A lot of anglers get confused about what we mean by the “action” of a fishing rod, but it is not that hard to understand.
We created this simple fishing rod action chart to explain the differences between fast, moderate and slow action rods.
Fishing Rod Action Chart
Fishing Rod Action Explained
The first thing to understand is that action is different to power. Action describes how far up the blank the fishing rod begins to bend when force is applied – ie when a fish takes the lure.
Fast Action Rods
Fast action rods begin bending near the rod tip giving the angler great sensitivity and feel.
A fast action rod will bend in the top third of the fishing rod.
These rods are great for flipping and pitching jigs and other single hook lures such as topwater lures.
The added stiffness of a fast action rod means you don’t have to move it very far on the hookset until the rod locks off and doesn’t bend.
This helps drive the hook point home, which is important when fishing a lure with a single hook.

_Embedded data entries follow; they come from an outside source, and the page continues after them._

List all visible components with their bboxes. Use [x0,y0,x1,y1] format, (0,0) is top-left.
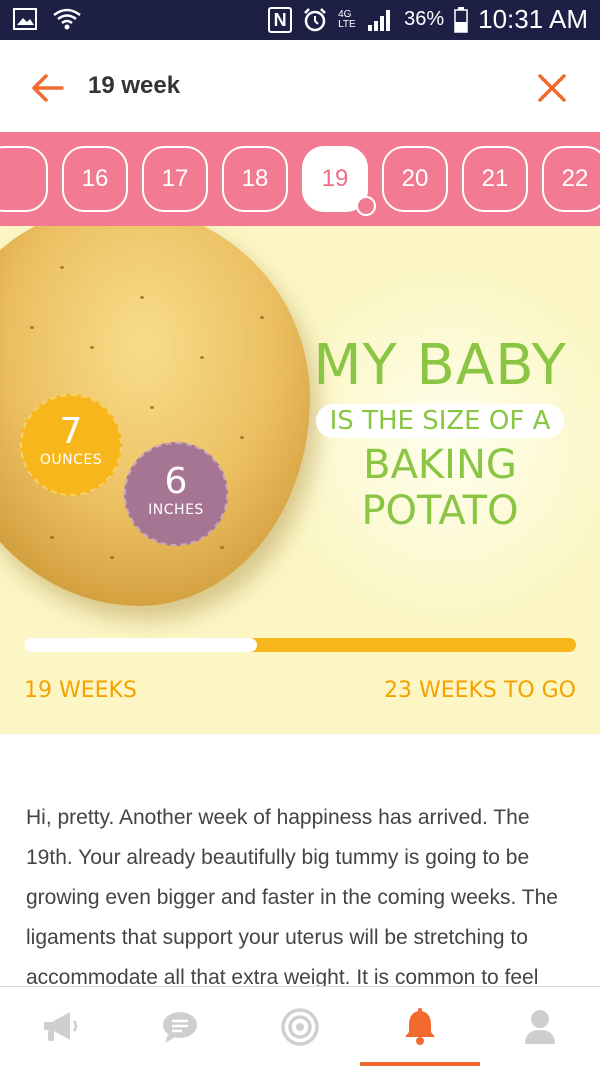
clock: 10:31 AM [478,4,588,34]
weeks-left-label: 23 WEEKS TO GO [383,678,576,703]
headline: MY BABY [313,333,567,398]
length-value: 6 [164,461,188,502]
wifi-icon [53,8,81,30]
nav-profile[interactable] [480,987,600,1066]
week-21[interactable]: 21 [462,146,528,212]
length-badge: 6 INCHES [124,442,228,546]
arrow-left-icon[interactable] [28,68,68,108]
weeks-done-label: 19 WEEKS [24,678,137,703]
battery-percent: 36% [404,8,445,30]
close-icon[interactable] [534,70,570,106]
chat-icon [163,1011,197,1043]
week-partial-left[interactable] [0,146,48,212]
signal-icon [368,9,391,31]
battery-icon [454,6,468,33]
comparison-item: BAKING POTATO [361,442,519,534]
status-bar: N 4G LTE 36% 10:31 AM [0,0,600,40]
subheadline: IS THE SIZE OF A [315,404,565,438]
progress-fill [24,638,258,652]
weight-badge: 7 OUNCES [20,394,122,496]
profile-icon [525,1009,555,1044]
nav-notifications[interactable] [360,987,480,1066]
page-title: 19 week [88,72,181,99]
baby-size-hero: 7 OUNCES 6 INCHES MY BABY IS THE SIZE OF… [0,226,600,734]
network-indicator: 4G LTE [338,8,356,30]
bell-icon [405,1007,435,1045]
length-unit: INCHES [148,502,204,518]
target-icon [281,1007,319,1046]
week-selector: 16 17 18 19 20 21 22 [0,132,600,226]
size-comparison: MY BABY IS THE SIZE OF A BAKING POTATO [310,333,570,535]
image-icon [13,8,37,30]
week-18[interactable]: 18 [222,146,288,212]
weight-unit: OUNCES [39,452,103,468]
week-16[interactable]: 16 [62,146,128,212]
week-22[interactable]: 22 [542,146,600,212]
weight-value: 7 [59,411,83,452]
app-header: 19 week [0,40,600,132]
megaphone-icon [44,1011,78,1041]
nfc-icon: N [268,6,293,33]
nav-target[interactable] [240,987,360,1066]
week-19-selected[interactable]: 19 [302,146,376,216]
week-20[interactable]: 20 [382,146,448,212]
nav-chat[interactable] [120,987,240,1066]
week-article: Hi, pretty. Another week of happiness ha… [26,806,558,986]
week-17[interactable]: 17 [142,146,208,212]
alarm-icon [304,7,326,31]
bottom-nav [0,986,600,1066]
pregnancy-progress-bar [24,638,576,652]
nav-announcements[interactable] [0,987,120,1066]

(For more on rod action, check out our companion piece here.)
Moderate Action Rod
A medium or moderate action rod will bend in the top half or so. These are versatile rods that provide reasonable casting distance and good hook-setting power. You can use a moderate action rod for a wide variety of lures – either single hook lures such as topwater frogs and spinnerbaits, to a range of lures with treble hooks. A medium action rod is a versatile piece of fishing gear.
Slow Action Fishing Rods
A slow action rod will bend starting in the lower third of the rod and into the handle
These are great for fishing with crank baits and jerk baits with treble hooks. The supple bend in a slow action fishing rod means you won’t rip the treble hook out of the fish’s mouth before it has grasped the lure. It also provides better cushioning on hookset and when you are fighting the fish to avoid straightening these narrower gauge hooks.
These rods in light power ratings are very whippy and can be great for casting light lures as you can achieve long casts with this kind of fishing rod action.

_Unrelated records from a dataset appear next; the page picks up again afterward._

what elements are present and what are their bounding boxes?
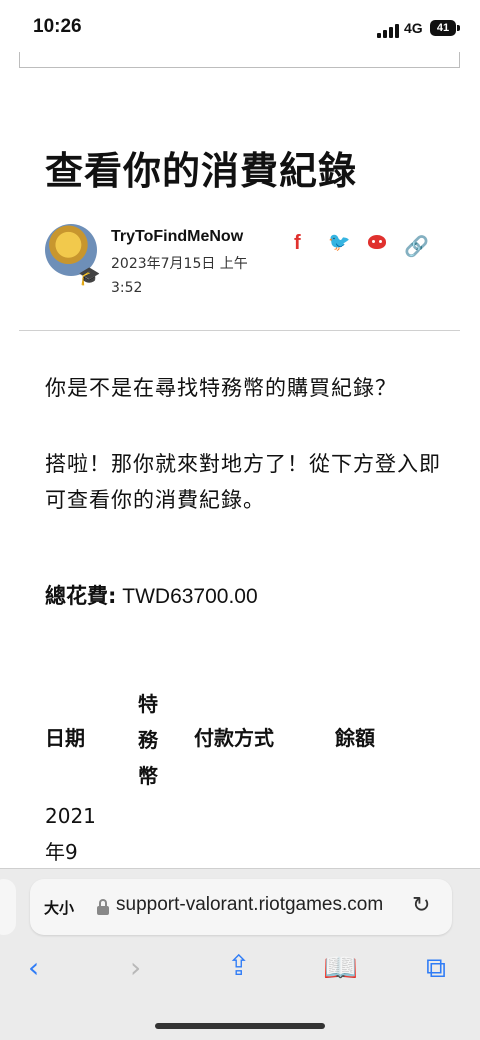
battery-icon: 41 xyxy=(430,20,456,36)
network-type: 4G xyxy=(404,20,423,36)
share-icon[interactable]: ⇪ xyxy=(227,949,250,982)
home-indicator xyxy=(155,1023,325,1029)
tabs-icon[interactable]: ⧉ xyxy=(426,951,446,985)
header-coins: 特務幣 xyxy=(138,692,158,788)
facebook-icon[interactable]: f xyxy=(294,232,301,255)
battery-tip xyxy=(457,25,460,31)
intro-paragraph: 你是不是在尋找特務幣的購買紀錄？ xyxy=(45,376,397,400)
link-icon[interactable]: 🔗 xyxy=(404,234,429,259)
status-time: 10:26 xyxy=(33,16,82,37)
previous-tab-stub[interactable] xyxy=(0,879,16,935)
header-frame xyxy=(19,52,460,68)
graduation-cap-icon: 🎓 xyxy=(78,266,101,287)
total-spent: 總花費: TWD63700.00 xyxy=(45,580,258,610)
bookmarks-icon[interactable]: 📖 xyxy=(323,951,358,984)
url-text[interactable]: support-valorant.riotgames.com xyxy=(116,894,383,916)
post-date: 2023年7月15日 上午 3:52 xyxy=(111,256,248,296)
header-payment: 付款方式 xyxy=(194,726,274,750)
forward-icon[interactable]: › xyxy=(130,951,141,984)
reload-icon[interactable]: ↻ xyxy=(412,893,430,918)
status-bar: 10:26 4G 41 xyxy=(0,0,480,58)
table-cell-date: 2021年9 xyxy=(45,804,96,864)
address-bar[interactable]: 大小 support-valorant.riotgames.com ↻ xyxy=(30,879,452,935)
total-value: TWD63700.00 xyxy=(122,585,258,608)
page-title: 查看你的消費紀錄 xyxy=(45,149,358,193)
divider xyxy=(19,330,460,331)
login-paragraph: 搭啦！那你就來對地方了！從下方登入即可查看你的消費紀錄。 xyxy=(45,452,441,512)
text-size-button[interactable]: 大小 xyxy=(44,897,74,918)
total-label: 總花費: xyxy=(45,584,117,608)
lock-icon xyxy=(96,899,110,915)
browser-toolbar: 大小 support-valorant.riotgames.com ↻ ‹ › … xyxy=(0,868,480,1040)
header-balance: 餘額 xyxy=(335,726,375,750)
twitter-icon[interactable]: 🐦 xyxy=(328,232,350,253)
signal-icon xyxy=(377,24,399,38)
back-icon[interactable]: ‹ xyxy=(28,951,39,984)
reddit-icon[interactable] xyxy=(368,235,386,249)
header-date: 日期 xyxy=(45,726,85,750)
author-name[interactable]: TryToFindMeNow xyxy=(111,228,243,246)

Rod Bends Explained: Rod Action vs Rod Power
As we have explained, the rod action denotes where on the rod blank the bend starts.
The power of a fishing rod relates to how much it bends when a given force is applied. Fishing rod power can be donated in pounds, which gives you a suggested fishing line weight to use with the rod.
Fishing rod power can also be rated as: ultra light, light, medium or moderate and heavy in terms of power.
You can see from the chart below that a light power fishing rod bends more for a given weight, than a medium power or moderate power rated fishing rod, or a heavy power rated fishing rod, which deflects least of all.
To put it simply, in terms of rod power, the bigger and stronger the fish – and hence the line – you are using, the heavier the power rating of the rod you should use.
Fishing Rod Power Chart
Final thoughts on fishing rod action
As you can see when buying a fishing rod it is important to pay close attention to both fishing rod action and fishing rod power in choosing the right rod. The perfect rod for you will depend on what kind of lures you like to fish, how you like to fish them and the size and type of fish you are pursuing.
Fishing rod action is probably the most important thing to consider. You get away with a rod that is a little underpowered or overpowered, but using a slow action rod in situations where it is difficult to detect the bite, won’t work well. Conversely, using a fast action rod with crankbaits with small trebles is not ideal either unless is it is a light or ultra light rod.
Medium action rods or moderate action rods offer a bit more versatility and are a good choice for those who fish in a range of different ways and don’t want to have a different action fishing rod for each type of fishing.